Jake Ewald started Slaughter Beach, Dog as an outlet for characters. Feeling restless in his main band at the time, Modern Baseball — whose songs required visceral emotional transparency — he created the fictional town of Slaughter Beach and populated it with people who were down-on-their-luck and complicated, earnest and trying. The characters were often inspired by Ewald’s own experiences or the experiences of people he knew, but the freedom to mess with the details allowed his characters to take on a painful clarity.
With Slaughter Beach, Dog’s third album, Ewald deepens his repertoire of fake people whose hearts beat all too hard. Safe And Also No Fear is like a good short story collection, where you can glean enough personal details about the writer to get an idea of their point-of-view, but the focus is on other people and how they can be reflective of the world as a whole. Ewald has become a master of character sketches, intimations of reality that feel more real than life itself.
You get the sense that occasionally, or maybe more often than not, Ewald is singing about potential different versions of himself that time may have borne out: an alternate reality where he never played music, never was in a popular band, was just a regular guy living and working and struggling in Philadelphia. A drunk, a dissatisfied writer, an addict — someone who is just trying to get by. There’s also the feeling that he still might become these people, that life is too long and impossible to predict. “You were five and you were 10 and you were 19/ One day you’ll be 84,” he sings on the final song of the album. “With your sister, you would talk about growing old/ You’re not talking anymore.”
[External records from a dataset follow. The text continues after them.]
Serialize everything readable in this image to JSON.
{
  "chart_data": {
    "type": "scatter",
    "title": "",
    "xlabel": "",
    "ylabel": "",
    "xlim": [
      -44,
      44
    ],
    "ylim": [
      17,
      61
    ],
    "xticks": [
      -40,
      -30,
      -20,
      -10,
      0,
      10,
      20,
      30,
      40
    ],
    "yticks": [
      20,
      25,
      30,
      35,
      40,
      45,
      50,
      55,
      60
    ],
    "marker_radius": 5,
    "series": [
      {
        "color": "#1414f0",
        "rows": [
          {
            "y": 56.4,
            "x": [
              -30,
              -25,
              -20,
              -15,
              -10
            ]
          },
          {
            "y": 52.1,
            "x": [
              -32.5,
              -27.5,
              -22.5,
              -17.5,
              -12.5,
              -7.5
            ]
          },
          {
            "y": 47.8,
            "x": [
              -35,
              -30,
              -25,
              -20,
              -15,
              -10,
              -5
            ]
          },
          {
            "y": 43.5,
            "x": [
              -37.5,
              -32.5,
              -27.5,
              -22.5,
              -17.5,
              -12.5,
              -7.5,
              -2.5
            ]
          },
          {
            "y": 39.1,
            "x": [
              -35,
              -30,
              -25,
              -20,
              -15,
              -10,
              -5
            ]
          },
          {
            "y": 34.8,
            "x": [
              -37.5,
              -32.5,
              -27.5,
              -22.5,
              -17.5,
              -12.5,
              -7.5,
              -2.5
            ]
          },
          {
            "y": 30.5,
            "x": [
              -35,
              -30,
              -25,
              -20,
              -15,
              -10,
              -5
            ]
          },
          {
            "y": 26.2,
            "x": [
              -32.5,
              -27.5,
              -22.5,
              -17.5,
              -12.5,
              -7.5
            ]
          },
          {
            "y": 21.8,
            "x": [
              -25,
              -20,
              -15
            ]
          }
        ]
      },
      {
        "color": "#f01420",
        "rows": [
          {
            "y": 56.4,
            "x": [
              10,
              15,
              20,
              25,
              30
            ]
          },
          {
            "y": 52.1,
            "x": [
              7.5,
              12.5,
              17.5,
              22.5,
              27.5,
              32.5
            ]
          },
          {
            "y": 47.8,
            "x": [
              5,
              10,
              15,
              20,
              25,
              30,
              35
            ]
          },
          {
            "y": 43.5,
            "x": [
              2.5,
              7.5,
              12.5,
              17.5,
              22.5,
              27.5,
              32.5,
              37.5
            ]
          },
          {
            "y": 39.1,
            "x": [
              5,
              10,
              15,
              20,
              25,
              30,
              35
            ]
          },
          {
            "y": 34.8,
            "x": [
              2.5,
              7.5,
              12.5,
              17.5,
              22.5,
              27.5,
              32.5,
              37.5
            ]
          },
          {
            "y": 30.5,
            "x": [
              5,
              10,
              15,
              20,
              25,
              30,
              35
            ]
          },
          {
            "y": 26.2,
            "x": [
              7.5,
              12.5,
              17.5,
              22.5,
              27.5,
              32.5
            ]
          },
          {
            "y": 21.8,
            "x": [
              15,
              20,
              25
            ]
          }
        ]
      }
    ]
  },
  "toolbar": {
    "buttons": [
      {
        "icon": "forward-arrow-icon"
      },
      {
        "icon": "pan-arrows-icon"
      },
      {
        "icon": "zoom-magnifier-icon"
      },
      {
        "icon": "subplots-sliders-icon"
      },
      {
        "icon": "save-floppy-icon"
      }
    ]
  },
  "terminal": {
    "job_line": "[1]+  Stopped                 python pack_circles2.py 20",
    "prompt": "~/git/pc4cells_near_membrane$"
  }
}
By focusing on different characters, Ewald is able to highlight all of these possibilities, and nothing can be summed up neatly or concisely or with any conviction. Its last lines are about finding a personal connection among the vastness of the world, that one-to-one contact that makes the life move forward for just a few more minutes: “Anything you want to know, you can find out/ Any place you want to see/ I can promise I will be a friend to you/ If you will be a friend to me.”
At the Moonbase, the fourth full-length album from Slaughter Beach, Dog, is a return to form for Philadelphia bandleader Jake Ewald. Written and recorded alone at home and at The Metal Shop, Ewald’s East Kensington recording studio, the album tracks an exercise in solitary production not unlike Slaughter Beach, Dog’s 2016 debut Welcome or 2017’s Motorcycle.JPG. On the heels of 2019’s Safe and Also No Fear, Ewald’s latest offering brings expanded arrangements and sharpened storytelling as he taps into salad days over slacker rock (“Do You Understand”), the dark grooves of seedy city life (“Song for Oscars”), and even a barroom-piano-driven “escapade through the great American bedroom” (“A Modern Lay”). At the Moonbase arrives December 24th on Lame-O Records.